Python speed and `pcre'

Tue Aug 31 11:51:04 EDT 1999

François Pinard writes:

> After having translated some code (not big, but not small) from Perl
> to Python, I discover it runs ten times slower.  I did not learn to
> profile yet, and I am not sure it would help, after having read that
> profiling gives call counts, but no elapsed time.  Is that right?

No.

> My intuition tells me that the amount of regular expression matching
> might provide an explanation.  Here is my set of _hypotheses_ (I'm
> not sure):
> 
> * Perl keeps compiled all /REGEXP/ not using string interpolation,
> * Python cache for compiled REGEXP is less virtuous than I imagined.
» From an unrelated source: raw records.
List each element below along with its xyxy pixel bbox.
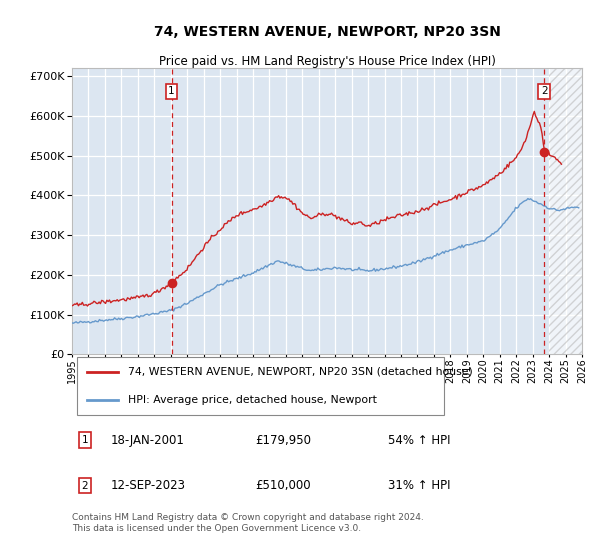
Bar bbox=[549, 68, 582, 354]
Text: 74, WESTERN AVENUE, NEWPORT, NP20 3SN (detached house): 74, WESTERN AVENUE, NEWPORT, NP20 3SN (d… bbox=[128, 367, 473, 377]
Text: 18-JAN-2001: 18-JAN-2001 bbox=[110, 433, 184, 446]
Text: 54% ↑ HPI: 54% ↑ HPI bbox=[388, 433, 451, 446]
Text: £179,950: £179,950 bbox=[256, 433, 311, 446]
Text: 74, WESTERN AVENUE, NEWPORT, NP20 3SN: 74, WESTERN AVENUE, NEWPORT, NP20 3SN bbox=[154, 25, 500, 39]
Text: 2: 2 bbox=[541, 86, 548, 96]
Text: 1: 1 bbox=[82, 435, 88, 445]
Text: HPI: Average price, detached house, Newport: HPI: Average price, detached house, Newp… bbox=[128, 395, 377, 404]
FancyBboxPatch shape bbox=[77, 357, 444, 414]
Text: 31% ↑ HPI: 31% ↑ HPI bbox=[388, 479, 451, 492]
Text: Price paid vs. HM Land Registry's House Price Index (HPI): Price paid vs. HM Land Registry's House … bbox=[158, 55, 496, 68]
Text: 12-SEP-2023: 12-SEP-2023 bbox=[110, 479, 185, 492]
Text: Contains HM Land Registry data © Crown copyright and database right 2024.
This d: Contains HM Land Registry data © Crown c… bbox=[72, 513, 424, 533]
Text: 1: 1 bbox=[168, 86, 175, 96]
Text: 2: 2 bbox=[82, 481, 88, 491]
Text: £510,000: £510,000 bbox=[256, 479, 311, 492]
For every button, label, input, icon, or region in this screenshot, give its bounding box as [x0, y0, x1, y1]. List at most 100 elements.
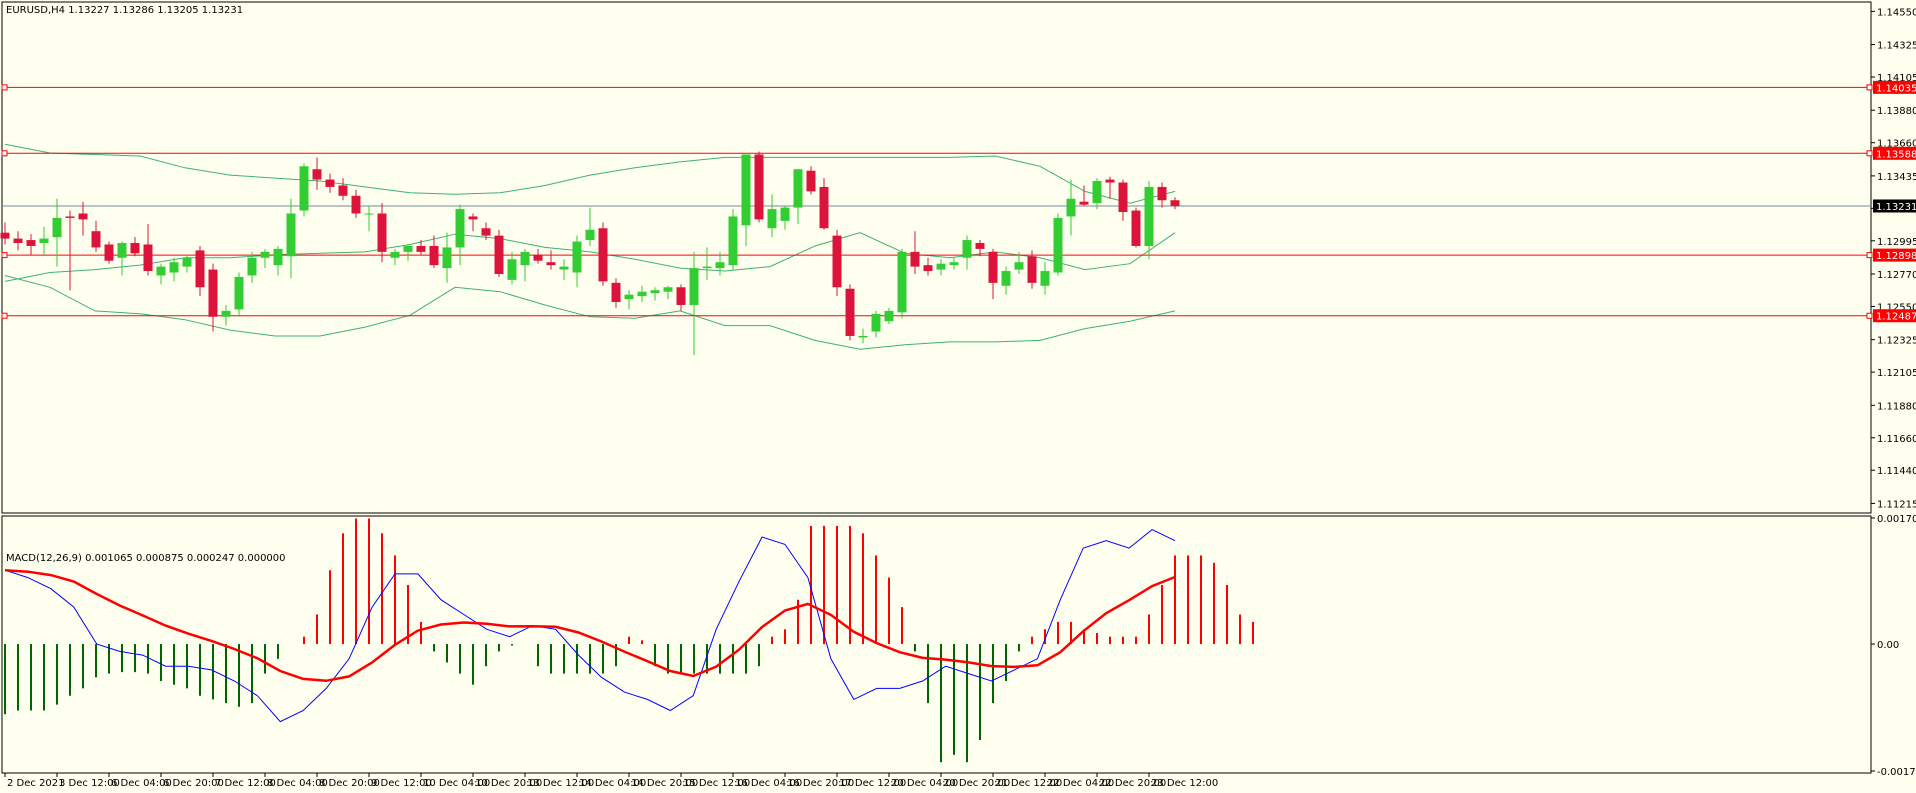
candle	[533, 248, 543, 264]
level-line-handle[interactable]	[1, 312, 8, 319]
candle	[1144, 181, 1154, 260]
candle	[572, 235, 582, 288]
candle	[806, 166, 816, 195]
candle-body	[104, 244, 114, 261]
candle-body	[52, 217, 62, 238]
candle-body	[520, 251, 530, 266]
level-line-handle[interactable]	[1, 150, 8, 157]
current-price-tag-bg	[1873, 199, 1916, 213]
candle	[598, 222, 608, 286]
price-tick-label: 1.13660	[1877, 139, 1916, 150]
candlesticks	[0, 151, 1180, 356]
price-tick-label: 1.11215	[1877, 499, 1916, 510]
candle-body	[546, 262, 556, 266]
candle-body	[702, 266, 712, 269]
candle	[949, 257, 959, 270]
candle-body	[1053, 217, 1063, 273]
price-panel-header: EURUSD,H4 1.13227 1.13286 1.13205 1.1323…	[6, 5, 243, 16]
time-tick-label: 14 Dec 04:00	[579, 778, 646, 789]
time-tick-label: 14 Dec 20:00	[631, 778, 698, 789]
candle	[195, 245, 205, 297]
candle	[260, 248, 270, 269]
candle-body	[988, 251, 998, 283]
candle-body	[845, 288, 855, 336]
candle-body	[182, 257, 192, 267]
candle-body	[143, 244, 153, 272]
candle	[91, 220, 101, 252]
candle	[351, 189, 361, 218]
candle-body	[962, 240, 972, 258]
level-tag-text: 1.12487	[1876, 312, 1916, 323]
candle-body	[338, 185, 348, 196]
candle	[793, 169, 803, 224]
time-tick-label: 8 Dec 04:00	[267, 778, 328, 789]
candle	[78, 201, 88, 236]
candle-body	[0, 232, 10, 239]
candle	[871, 310, 881, 338]
candle	[988, 248, 998, 300]
price-tick-label: 1.14550	[1877, 7, 1916, 18]
candle-body	[1157, 186, 1167, 201]
bollinger-upper-band	[4, 143, 1176, 204]
candle-body	[923, 265, 933, 272]
candle	[897, 248, 907, 319]
candle	[442, 232, 452, 283]
level-line-handle[interactable]	[1866, 312, 1873, 319]
bollinger-lower-band	[4, 275, 1176, 350]
time-tick-label: 17 Dec 12:00	[839, 778, 906, 789]
candle-body	[884, 310, 894, 322]
price-tick-label: 1.12770	[1877, 270, 1916, 281]
candle-body	[936, 263, 946, 270]
candle	[377, 203, 387, 263]
candle-body	[403, 245, 413, 252]
candle-body	[689, 268, 699, 305]
candle-body	[247, 257, 257, 276]
candle	[1092, 178, 1102, 210]
candle	[52, 198, 62, 267]
candle	[338, 178, 348, 201]
candle-body	[221, 310, 231, 317]
candle-body	[91, 231, 101, 248]
candle-body	[117, 243, 127, 258]
candle-body	[26, 240, 36, 246]
candle	[429, 235, 439, 269]
time-tick-label: 21 Dec 12:00	[995, 778, 1062, 789]
level-line-handle[interactable]	[1866, 84, 1873, 91]
candle-body	[897, 251, 907, 313]
candle	[1105, 176, 1115, 199]
candle	[247, 251, 257, 283]
candle-body	[611, 282, 621, 303]
candle-body	[468, 216, 478, 220]
time-tick-label: 23 Dec 12:00	[1151, 778, 1218, 789]
candle	[689, 251, 699, 356]
level-line-handle[interactable]	[1, 252, 8, 259]
candle	[1014, 251, 1024, 274]
candle	[1131, 207, 1141, 248]
candle-body	[1092, 181, 1102, 204]
candle-body	[351, 195, 361, 214]
candle	[416, 240, 426, 255]
candle-body	[39, 238, 49, 244]
candle-body	[494, 235, 504, 274]
current-price-tag: 1.13231	[1873, 199, 1916, 213]
candle	[455, 204, 465, 266]
candle	[364, 206, 374, 232]
candle	[663, 285, 673, 300]
price-tick-label: 1.13435	[1877, 172, 1916, 183]
time-tick-label: 6 Dec 20:00	[163, 778, 224, 789]
candle-body	[585, 229, 595, 241]
candle	[468, 213, 478, 232]
candle-body	[429, 245, 439, 266]
level-line-handle[interactable]	[1866, 150, 1873, 157]
candle-body	[234, 276, 244, 310]
candle	[520, 248, 530, 282]
candle-body	[1131, 210, 1141, 246]
candle-body	[949, 262, 959, 266]
level-line-handle[interactable]	[1866, 252, 1873, 259]
candle	[0, 222, 10, 245]
candle	[1027, 250, 1037, 289]
candle-body	[286, 213, 296, 257]
level-line-handle[interactable]	[1, 84, 8, 91]
macd-main-line	[4, 529, 1176, 723]
level-tag-bg	[1873, 80, 1916, 94]
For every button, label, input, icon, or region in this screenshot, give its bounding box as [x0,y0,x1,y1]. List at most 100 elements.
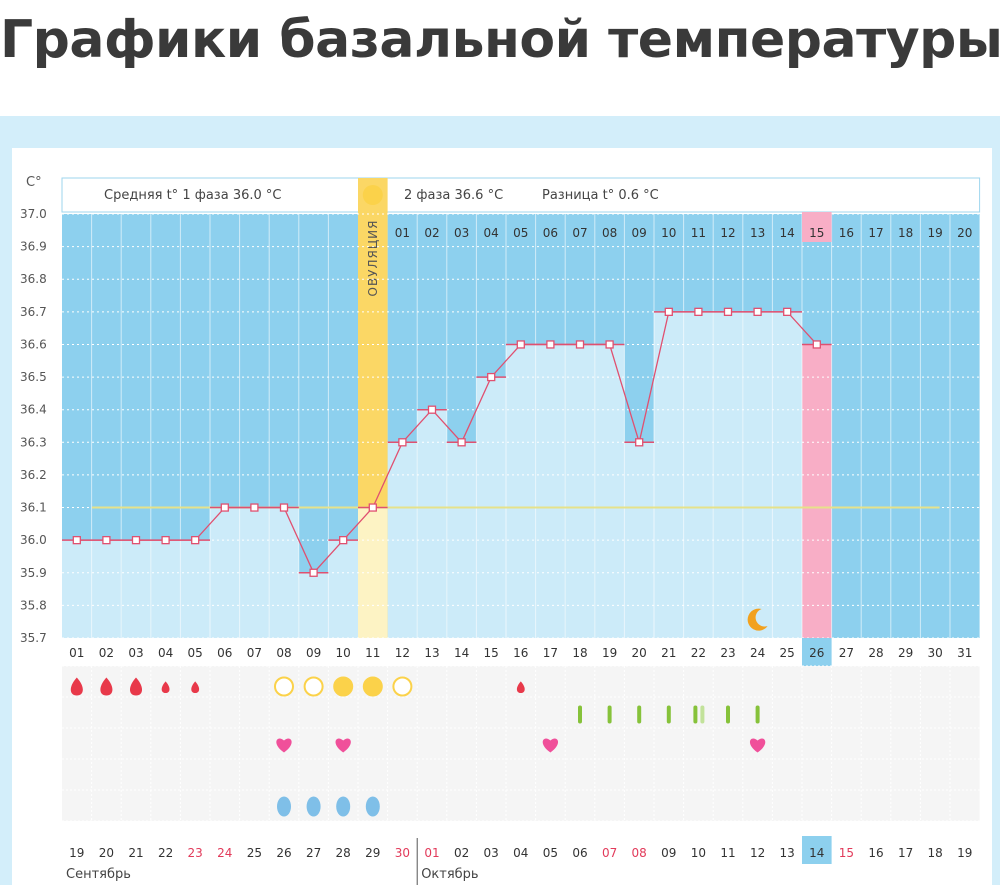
cycle-day-number: 09 [306,646,321,660]
moon-icon [747,608,768,631]
temperature-point [753,307,762,316]
test-stick-icon [578,705,582,724]
temperature-point [309,568,318,577]
bleeding-drop-icon [516,681,525,694]
calendar-date: 02 [454,846,469,860]
calendar-date: 28 [336,846,351,860]
bleeding-drop-icon [191,681,200,694]
bleeding-drop-icon [70,677,83,696]
egg-white-icon [303,676,324,697]
cycle-day-number: 31 [957,646,972,660]
temperature-point [398,438,407,447]
luteal-day-number: 09 [632,226,647,240]
temperature-point [664,307,673,316]
calendar-date: 16 [868,846,883,860]
calendar-date: 11 [720,846,735,860]
y-tick-label: 35.8 [20,598,47,612]
cycle-day-number: 29 [898,646,913,660]
calendar-date: 25 [247,846,262,860]
phase1-average-label: Средняя t° 1 фаза 36.0 °С [104,188,281,203]
calendar-date: 30 [395,846,410,860]
temperature-point [191,536,200,545]
temperature-point [161,536,170,545]
temperature-point [605,340,614,349]
calendar-date: 26 [276,846,291,860]
temperature-point [250,503,259,512]
luteal-day-number: 03 [454,226,469,240]
calendar-date: 29 [365,846,380,860]
temperature-difference-label: Разница t° 0.6 °С [542,188,659,203]
cycle-day-number: 13 [424,646,439,660]
cycle-day-number: 24 [750,646,765,660]
calendar-date: 06 [572,846,587,860]
current-luteal-day-highlight [802,212,832,242]
luteal-day-number: 02 [424,226,439,240]
cycle-day-number: 15 [484,646,499,660]
luteal-day-number: 18 [898,226,913,240]
cycle-day-number: 16 [513,646,528,660]
y-tick-label: 36.5 [20,370,47,384]
cycle-day-number: 12 [395,646,410,660]
temperature-point [694,307,703,316]
luteal-day-number: 08 [602,226,617,240]
luteal-day-number: 07 [572,226,587,240]
calendar-date: 04 [513,846,528,860]
cycle-day-number: 22 [691,646,706,660]
month-label: Октябрь [421,867,478,882]
calendar-date: 07 [602,846,617,860]
day-column [91,540,122,638]
cycle-day-number: 01 [69,646,84,660]
temperature-point [723,307,733,316]
test-stick-icon [666,705,671,724]
calendar-date: 09 [661,846,676,860]
calendar-date: 24 [217,846,232,860]
cycle-day-number: 21 [661,646,676,660]
cycle-day-number: 07 [247,646,262,660]
calendar-date: 03 [484,846,499,860]
day-column [594,344,625,638]
cycle-day-number: 19 [602,646,617,660]
luteal-day-number: 15 [809,226,824,240]
month-label: Сентябрь [66,867,131,882]
ovulation-label: ОВУЛЯЦИЯ [366,220,380,297]
temperature-point [72,536,81,545]
test-stick-icon [726,705,730,724]
temperature-point [368,503,377,512]
cycle-day-number: 14 [454,646,469,660]
cycle-day-number: 25 [780,646,795,660]
y-axis-unit: C° [26,175,42,190]
calendar-date: 15 [839,846,854,860]
calendar-date: 08 [632,846,647,860]
day-column [565,344,595,638]
heart-icon [335,738,351,753]
day-column [624,442,654,638]
cycle-day-number: 10 [336,646,351,660]
cycle-day-number: 06 [217,646,232,660]
day-column [150,540,181,638]
cycle-day-number: 30 [928,646,943,660]
discharge-drop-icon [306,796,321,817]
day-column [121,540,151,638]
luteal-day-number: 10 [661,226,676,240]
test-stick-icon [693,705,698,724]
current-day-highlight [802,638,832,666]
cycle-day-number: 08 [276,646,291,660]
y-tick-label: 36.8 [20,272,47,286]
bbt-chart: C° Средняя t° 1 фаза 36.0 °С 2 фаза 36.6 °… [20,175,981,885]
calendar-date: 12 [750,846,765,860]
test-stick-icon [607,705,612,724]
calendar-date: 21 [128,846,143,860]
temperature-point [102,536,111,545]
cycle-day-number: 11 [365,646,380,660]
ovulation-sun-icon [362,185,383,205]
day-column [239,507,270,638]
current-date-highlight [802,836,832,864]
cycle-day-number: 02 [99,646,114,660]
calendar-date: 27 [306,846,321,860]
temperature-point [427,405,437,414]
bleeding-drop-icon [161,681,170,694]
bleeding-drop-icon [100,677,113,696]
egg-white-icon [392,676,413,697]
luteal-day-number: 13 [750,226,765,240]
cycle-day-number: 28 [868,646,883,660]
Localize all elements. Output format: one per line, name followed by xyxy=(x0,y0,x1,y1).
Just the last one used, I think.

[wants to cache the re.compiled regex, but keep the regex string near 
its use]

Here's one way of caching (note that I don't do anything like this - 
I just put all my patterns at the top and compile them right away. 
The intent of a regex is often better communicated through giving it 
a meaningful name, rather than staring at the regex itself):
---------------------------------------
import re

ccache = {}
def ccompile(regex):
  if not ccache.has_key(regex):
    ccache[regex] = re.compile(regex)
  return ccache[regex]

def cmatch(regex, s):
  return ccompile(regex).match(s)

def csearch(regex, s):
  return ccompile(regex).search(s)

s = "This little piggie had Spam, This little piggie had None"

mo = csearch('piggie', s)
print mo.group(), 'at', mo.start()
mo = csearch('piggie', s[mo.end():])
print mo.group(), 'at', mo.start()
--------------------------------------------
Now had I been using explicitly compiled regexes, I would not have 
had to slice s, since the compiled regex object lets you specify 
start and end (without a copy being made). Yes, I could add that to 
this code, but why bother?

- Gordon